The move came after Wikipedia refused to take down content inferring that the Turkish government was in cahoots with terrorist groups.

“After technical analysis and legal consideration based on the Law Nr. 5651 [governing the internet], an administrative measure has been taken for this website,” Turkey’s Information and Communication Technologies Authority was quoted as saying.

Jimmy Wales, the Wikipedia co-founder tweeted his support for all those in Turkey affected by the ban.

The Wikimedia Foundation, which owns Wikipedia, appealed a Turkish court’s decision to block access to the online encyclopedia today, calling the decision “disproportionate.”

The Wikipedia boycott is the latest in a series of bans imposed on citizens across the country as part of the government’s wider censorship drive.

After the failed coup against Turkish president Recep Tayyip Erdogan’s government last July, Erdogan declared a state of emergency.

His narrow win in a referendum earlier this month granted him even greater executive powers, and he extended his administration’s crackdown on freedom of expression.

“The government can’t get enough of censorship.
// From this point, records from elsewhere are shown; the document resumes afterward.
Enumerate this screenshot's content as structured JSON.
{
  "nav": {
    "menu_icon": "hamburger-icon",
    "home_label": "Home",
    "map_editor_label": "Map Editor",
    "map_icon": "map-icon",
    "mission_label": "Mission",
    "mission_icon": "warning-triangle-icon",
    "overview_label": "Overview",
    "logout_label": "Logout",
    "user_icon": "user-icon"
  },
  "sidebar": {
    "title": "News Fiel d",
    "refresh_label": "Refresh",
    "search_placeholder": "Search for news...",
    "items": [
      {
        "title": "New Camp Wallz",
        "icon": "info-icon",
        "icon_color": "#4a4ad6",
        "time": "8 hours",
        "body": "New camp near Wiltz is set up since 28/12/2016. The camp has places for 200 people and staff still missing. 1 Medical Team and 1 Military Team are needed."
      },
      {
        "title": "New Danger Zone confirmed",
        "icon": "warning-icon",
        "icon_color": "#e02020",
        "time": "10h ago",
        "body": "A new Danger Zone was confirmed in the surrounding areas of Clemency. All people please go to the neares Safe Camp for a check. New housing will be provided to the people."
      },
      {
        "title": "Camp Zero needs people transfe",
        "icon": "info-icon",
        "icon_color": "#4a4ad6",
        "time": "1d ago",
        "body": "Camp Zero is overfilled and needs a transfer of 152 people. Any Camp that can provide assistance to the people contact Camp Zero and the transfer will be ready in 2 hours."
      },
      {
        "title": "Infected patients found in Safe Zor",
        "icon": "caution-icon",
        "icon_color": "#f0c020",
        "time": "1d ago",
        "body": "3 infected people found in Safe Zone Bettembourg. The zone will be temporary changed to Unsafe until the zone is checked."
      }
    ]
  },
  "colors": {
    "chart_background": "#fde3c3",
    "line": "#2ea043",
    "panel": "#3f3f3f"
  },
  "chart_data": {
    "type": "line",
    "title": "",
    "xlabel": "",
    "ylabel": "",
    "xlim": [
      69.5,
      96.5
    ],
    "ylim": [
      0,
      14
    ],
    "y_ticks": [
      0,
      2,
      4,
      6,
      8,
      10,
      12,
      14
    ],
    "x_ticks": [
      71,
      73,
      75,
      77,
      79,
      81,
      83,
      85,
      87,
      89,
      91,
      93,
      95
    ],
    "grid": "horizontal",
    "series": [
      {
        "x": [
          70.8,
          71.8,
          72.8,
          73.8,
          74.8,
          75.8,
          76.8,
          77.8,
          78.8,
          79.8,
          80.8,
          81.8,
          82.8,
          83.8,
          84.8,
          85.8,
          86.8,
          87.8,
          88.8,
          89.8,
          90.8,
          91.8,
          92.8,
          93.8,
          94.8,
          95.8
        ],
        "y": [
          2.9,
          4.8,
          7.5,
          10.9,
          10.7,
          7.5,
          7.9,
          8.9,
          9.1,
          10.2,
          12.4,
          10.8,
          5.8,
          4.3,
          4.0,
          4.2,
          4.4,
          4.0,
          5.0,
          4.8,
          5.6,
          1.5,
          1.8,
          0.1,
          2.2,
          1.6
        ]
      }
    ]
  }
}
This time the victim is Wikipedia,” said Baris Yarkadas, a member of the CHP, Turkey’s largest opposition party.

A total of 3,974 civil servants were fired on Saturday from several ministries and judicial bodies, and 45 civil society groups and health clinics were shut down, a decree published in Turkey’s official gazette revealed.

The government also ruled that television channels could no longer broadcast dating programs.

The events of the weekend are by no means out of the ordinary.

Over half of all requests to remove content from Twitter came from Turkish authorities during the second half of 2016.

The government has temporarily blocked access to Twitter before as well as other popular online platforms like YouTube and Facebook.

More than 150 news outlets have been shut down by decree since July.

Turkish police have already detained more than 1,000 workers and suspended a further 9,000 accused of having ties to an Islamic group founded by a US-based cleric, Fethullah Gulen.

Erdogan blames Gulen for the failed coup to overthrow him.

According to figures compiled by the Stockholm Centre for Freedom, 228 journalists are currently imprisoned in Turkey and of those in jail, 194 are still awaiting trial.

The country now ranks 155 of 180 in the press freedom index of the watchdog Reporters without Borders.